I do think there’s an element of truth that many, many women (myself included) derive some form of self-worth from keeping their living quarters beautiful and in order. This could come from biology, society, or both. I’m inclined to go with the latter. And I haven’t necessarily made peace with this realization, or found a way around it.
But I also believe that in a healthy relationship, whoever makes the first KonMari attempt – whether female or male – ends up having an effect on the partner in the relationship, irate Amazon reviewers aside. In fact, in my own case, I believe another societally influenced principle came into play as I delved into my KonMari journey: my husband’s sense of competition. The more I cleaned out my closet, the more seldom-donned button-downs and worn out tee-shirts I noticed disappearing from his side of the closet.
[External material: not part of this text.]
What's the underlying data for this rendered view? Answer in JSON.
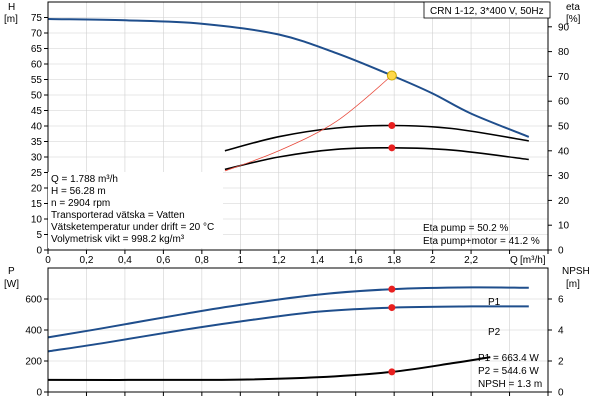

Turns out, they were each carefully chosen winners for an all expenses paid trip to Attic Treasures.
The end result of all of this? An out-and-out tidier and entirely less cluttered and more organized house, from the closets (a joint effort), to the tool set, linen closet, and living room (yours truly), to the spice rack and kitchen junk drawer (CPR’s initiative). While I undertook the first steps toward the effort, in the end, we came together to dream, explore, compromise, grow, and work together to build a home that we’ve come to love.